The New Zealand dollar was slightly weaker against the US dollar after figures showing the United States economy added more than expected numbers of jobs in June.
Bank of New Zealand foreign exchange strategist Raiko Shareef said it was surprising the Kiwi did not fall further.
"The Kiwi dollar is slightly lower. Normally you'd expect it to be significantly lower, given the strength that we saw in those US employment numbers," Mr Shareef said.
"The New Zealand dollar has a very strong interest rate advantage against the United States that really means that it's essentially the top pick for an investor who is looking to take advantage of those returns."
Just after 5pm, the New Zealand dollar was buying: 87.49 US cents, 93.43 Australian cents, 50.95 pence, 0.6428 euro, 89.26 yen and 5.43 renminbi.
New Zealand shares staged a late rally, the NZX Top 50 Index gaining 22 points to 5189.

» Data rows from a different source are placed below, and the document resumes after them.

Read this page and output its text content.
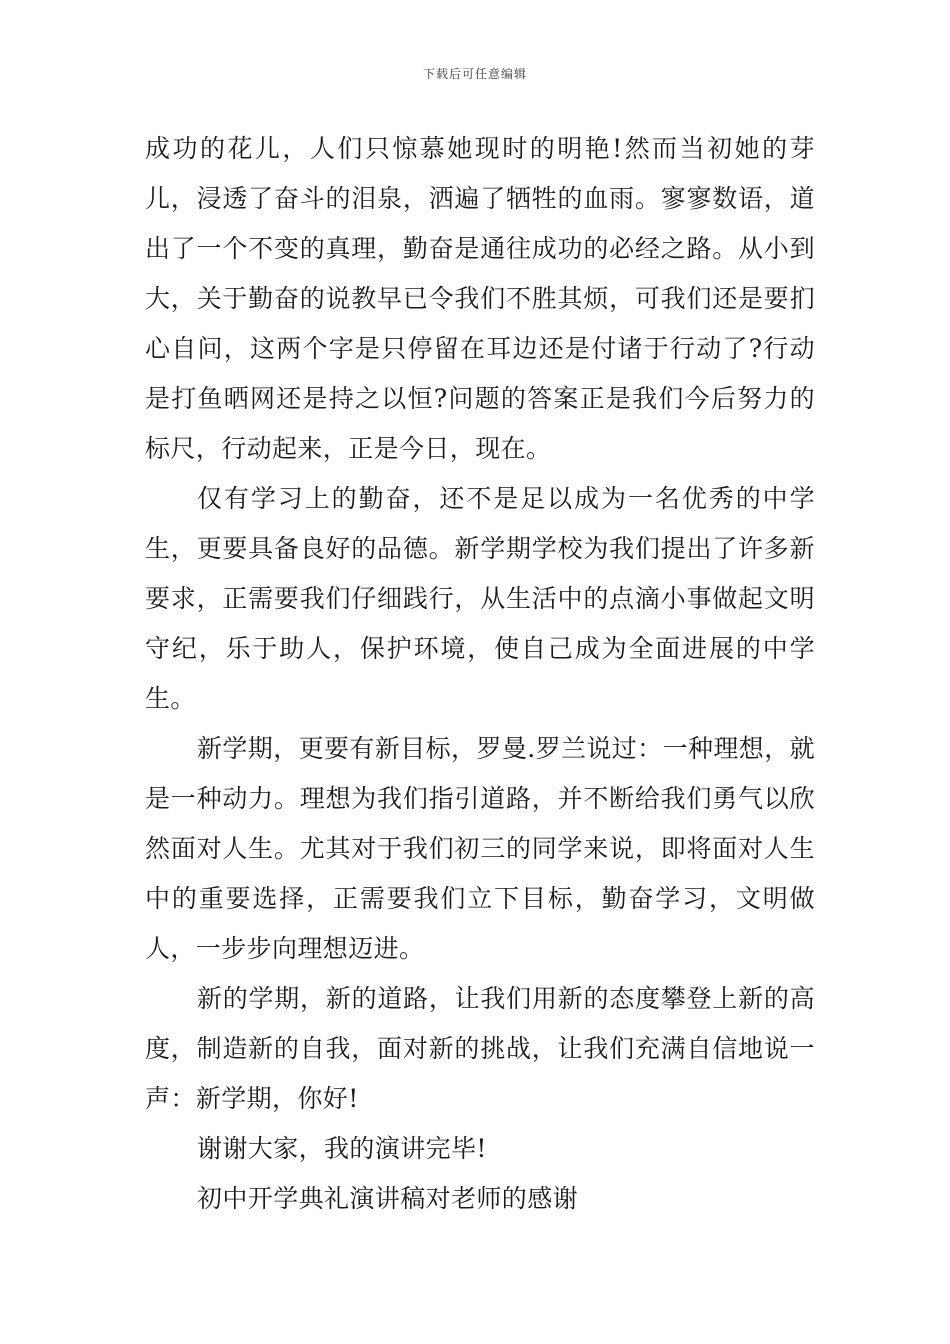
下载后可任意编辑

成功的花儿，人们只惊慕她现时的明艳!然而当初她的芽儿，浸透了奋斗的泪泉，洒遍了牺牲的血雨。寥寥数语，道出了一个不变的真理，勤奋是通往成功的必经之路。从小到大，关于勤奋的说教早已令我们不胜其烦，可我们还是要扪心自问，这两个字是只停留在耳边还是付诸于行动了?行动是打鱼晒网还是持之以恒?问题的答案正是我们今后努力的标尺，行动起来，正是今日，现在。

仅有学习上的勤奋，还不是足以成为一名优秀的中学生，更要具备良好的品德。新学期学校为我们提出了许多新要求，正需要我们仔细践行，从生活中的点滴小事做起文明守纪，乐于助人，保护环境，使自己成为全面进展的中学生。

新学期，更要有新目标，罗曼.罗兰说过：一种理想，就是一种动力。理想为我们指引道路，并不断给我们勇气以欣然面对人生。尤其对于我们初三的同学来说，即将面对人生中的重要选择，正需要我们立下目标，勤奋学习，文明做人，一步步向理想迈进。

新的学期，新的道路，让我们用新的态度攀登上新的高度，制造新的自我，面对新的挑战，让我们充满自信地说一声：新学期，你好!

谢谢大家，我的演讲完毕!

初中开学典礼演讲稿对老师的感谢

Harbour Asset Management director Craig Stent said investors continued to be distracted by the large numbers of company floats.
"It was a bit mixed on the New Zealand market but we're seeing some positive movement in some of the more cyclical stock such as Mainfreight and Fletcher Building," he said.

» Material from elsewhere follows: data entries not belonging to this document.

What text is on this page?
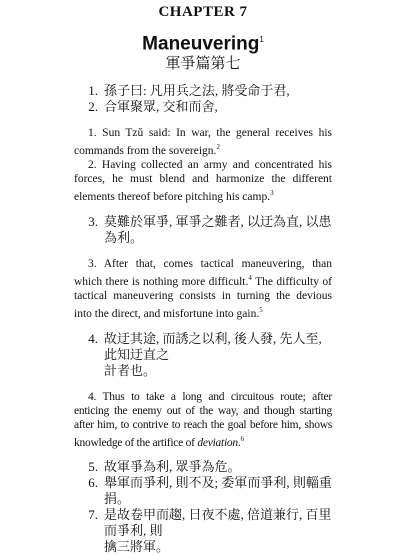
CHAPTER 7
Maneuvering$^1$
軍爭篇第七
1. 孫子曰: 凡用兵之法, 將受命于君,
2. 合軍聚眾, 交和而舍,

1. Sun Tzŭ said: In war, the general receives his commands from the sovereign.$^2$

2. Having collected an army and concentrated his forces, he must blend and harmonize the different elements thereof before pitching his camp.$^3$

3. 莫難於軍爭, 軍爭之難者, 以迂為直, 以患為利。

3. After that, comes tactical maneuvering, than which there is nothing more difficult.$^4$ The difficulty of tactical maneuvering consists in turning the devious into the direct, and misfortune into gain.$^5$

4. 故迂其途, 而誘之以利, 後人發, 先人至, 此知迂直之
計者也。

4. Thus to take a long and circuitous route; after enticing the enemy out of the way, and though starting after him, to contrive to reach the goal before him, shows knowledge of the artifice of deviation.$^6$

5. 故軍爭為利, 眾爭為危。
6. 舉軍而爭利, 則不及; 委軍而爭利, 則輜重捐。
7. 是故卷甲而趨, 日夜不處, 倍道兼行, 百里而爭利, 則
擒三將軍。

Shares in Mainfreight rose 45 cents to $14.85 and Fletcher Building shares gained 12 cents to $8.97.
Auckland International Airport shares eased 1 cent to $3.88, while Telecom fell half a cent to $2.69.5.
The price of the Scales shares has been set at $1.60, at the bottom of the $1.60-$1.85 indicative range, although the company said demand significantly exceeded the 93 million shares being sold.
Metro Glass has not officially announced its final price yet but it is reported to be $1.70, near the bottom of its $1.65-$1.90 indicative range.